Producers could face weaker prices as rising supplies outpace demand and weigh on dairy markets.
U.S. milk production is expected to rise in 2026, according to the latest USDA World Agricultural Supply and Demand Estimates (WASDE) report, fueled by a larger national herd and slight gains in productivity per cow. However, despite the production bump, producers may face downward pressure on prices.
According to USDA, U.S. milk production for 2026 is forecast at 227.9 billion lbs., up from the 227.3 billion lbs. projected for 2025 in the May update. This marks a continuation of slow but steady growth. After a decline in 2024 (down to 225.9 billion lbs.), output is rebounding, with production forecast to climb nearly 2 billion lbs. over the next two years.

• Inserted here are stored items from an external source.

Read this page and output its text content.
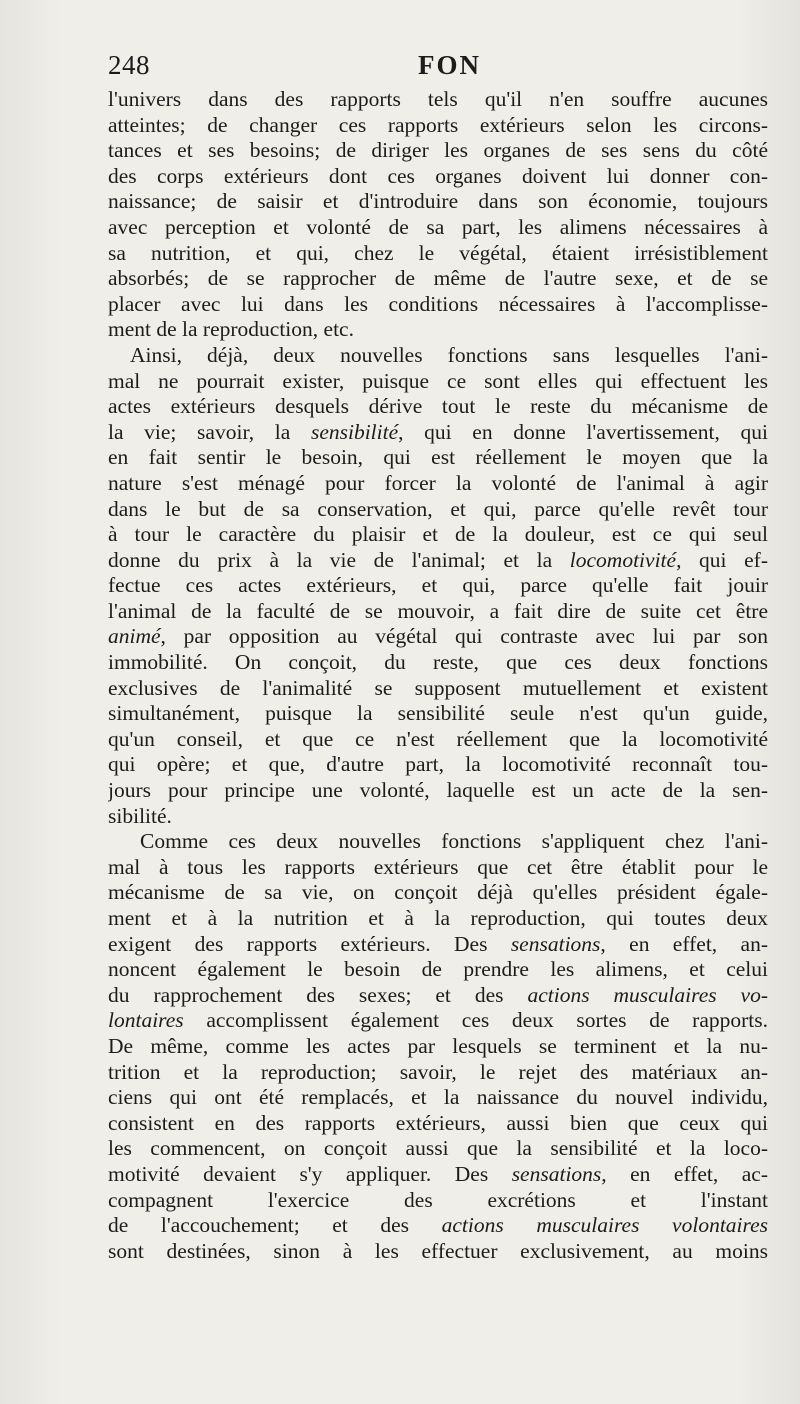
248	FON
l'univers dans des rapports tels qu'il n'en souffre aucunes
atteintes; de changer ces rapports extérieurs selon les circons-
tances et ses besoins; de diriger les organes de ses sens du côté
des corps extérieurs dont ces organes doivent lui donner con-
naissance; de saisir et d'introduire dans son économie, toujours
avec perception et volonté de sa part, les alimens nécessaires à
sa nutrition, et qui, chez le végétal, étaient irrésistiblement
absorbés; de se rapprocher de même de l'autre sexe, et de se
placer avec lui dans les conditions nécessaires à l'accomplisse-
ment de la reproduction, etc.
Ainsi, déjà, deux nouvelles fonctions sans lesquelles l'ani-
mal ne pourrait exister, puisque ce sont elles qui effectuent les
actes extérieurs desquels dérive tout le reste du mécanisme de
la vie; savoir, la sensibilité, qui en donne l'avertissement, qui
en fait sentir le besoin, qui est réellement le moyen que la
nature s'est ménagé pour forcer la volonté de l'animal à agir
dans le but de sa conservation, et qui, parce qu'elle revêt tour
à tour le caractère du plaisir et de la douleur, est ce qui seul
donne du prix à la vie de l'animal; et la locomotivité, qui ef-
fectue ces actes extérieurs, et qui, parce qu'elle fait jouir
l'animal de la faculté de se mouvoir, a fait dire de suite cet être
animé, par opposition au végétal qui contraste avec lui par son
immobilité. On conçoit, du reste, que ces deux fonctions
exclusives de l'animalité se supposent mutuellement et existent
simultanément, puisque la sensibilité seule n'est qu'un guide,
qu'un conseil, et que ce n'est réellement que la locomotivité
qui opère; et que, d'autre part, la locomotivité reconnaît tou-
jours pour principe une volonté, laquelle est un acte de la sen-
sibilité.
Comme ces deux nouvelles fonctions s'appliquent chez l'ani-
mal à tous les rapports extérieurs que cet être établit pour le
mécanisme de sa vie, on conçoit déjà qu'elles président égale-
ment et à la nutrition et à la reproduction, qui toutes deux
exigent des rapports extérieurs. Des sensations, en effet, an-
noncent également le besoin de prendre les alimens, et celui
du rapprochement des sexes; et des actions musculaires vo-
lontaires accomplissent également ces deux sortes de rapports.
De même, comme les actes par lesquels se terminent et la nu-
trition et la reproduction; savoir, le rejet des matériaux an-
ciens qui ont été remplacés, et la naissance du nouvel individu,
consistent en des rapports extérieurs, aussi bien que ceux qui
les commencent, on conçoit aussi que la sensibilité et la loco-
motivité devaient s'y appliquer. Des sensations, en effet, ac-
compagnent l'exercice des excrétions et l'instant
de l'accouchement; et des actions musculaires volontaires
sont destinées, sinon à les effectuer exclusivement, au moins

Domestic consumption is expected to grow across the board, yet stronger milk supplies are likely to outpace demand. USDA anticipates that domestic and global market dynamics will weigh on dairy product values. As milk supplies grow, prices for key dairy commodities, including cheese, butter, nonfat dry milk (NDM), and whey, are forecast to soften in 2026. This will likely lead to a drop in Class III and Class IV milk prices. The average all-milk price is projected at $21.15 per hundredweight, down from this year’s forecast
Trade dynamics are also expected to play a notable role in shaping 2026 market conditions. U.S. commercial exports are forecast to decline on a milk-fat basis, in part due to increased global competition and shifting demand patterns. However, on a skim-solids basis, exports are expected to rise, largely driven by gains in whey product shipments. This indicates growing opportunities in select global markets, even as overall export volumes adjust. Imports are projected to move higher in 2026, particularly on a fat basis, with butter imports leading the charge. USDA also expects modest increases in skim-solids imports.